You will need the following documents in order to consider high sea sales under the GST law:

  • High Sale Agreement

Original importer (Buyer) enters into a transaction with the subsequent buyer after clearance by Customs authorities. The buyer then takes possession of the consignment goods. This is called a high sale agreement.

  • Insurance certificate

Certificates of Insurance refer to the fact that the original purchaser may also assign the insurance to the subsequent buyer (Second Purchaser) of the goods for import.

  • Commercial Invoice

Commercial Invoice is in the currency of the destination country and cannot be in foreign currency. It is used for imports of goods under “High Sea Sale.” In addition to the line-item quantity, the commercial Invoice must include the rate of the imported items.

  • Import invoice

This Invoice reflects the original contract made between the consignee and the seller located in the first country of origin. The difference between this Invoice and the high seas invoice is that the intermediary seller may alter the price of the goods on high seas.
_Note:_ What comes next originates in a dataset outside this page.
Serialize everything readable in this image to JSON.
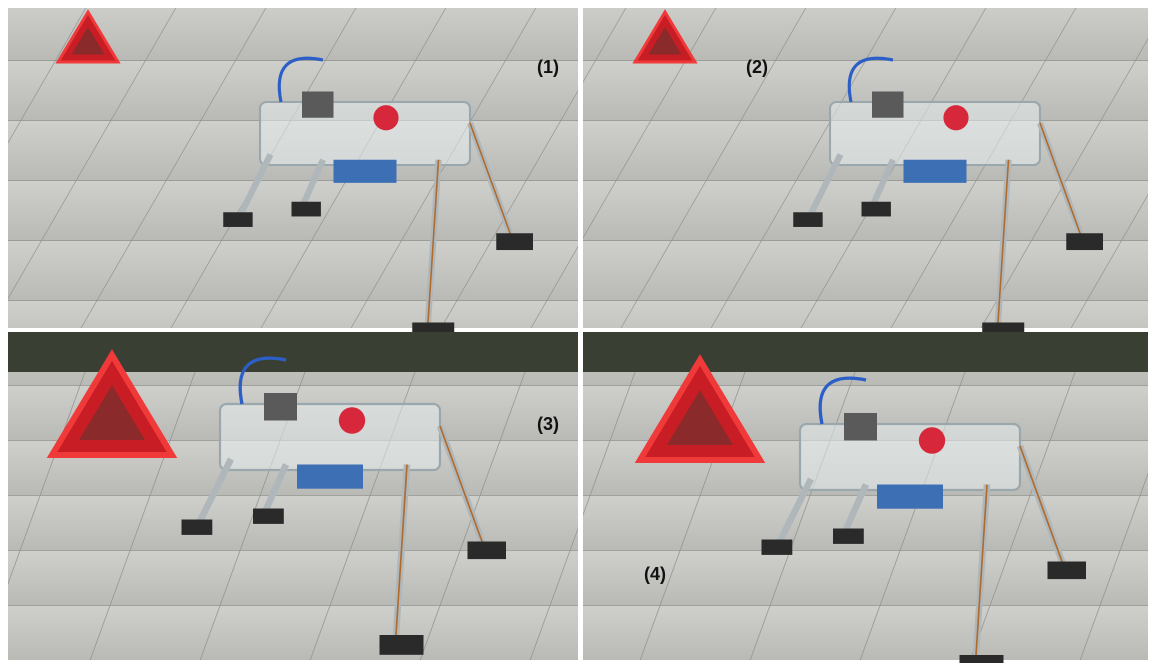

  • Certificate of the origin

Consignment goods are identified on this Certificate by their original destination. Additionally, this document is required to calculate Customs Duties, sanctions and certify quality and standards. On the high seas sale commercial invoice, the original buyer needs to attach the Certificate of Origin form.

  • Bill of lading

Consignment goods are recorded by a Bill of Landing, which shows their ownership and title. Documents such as this Bill of Lading prove ownership of goods when they are sold on the high seas to a third party.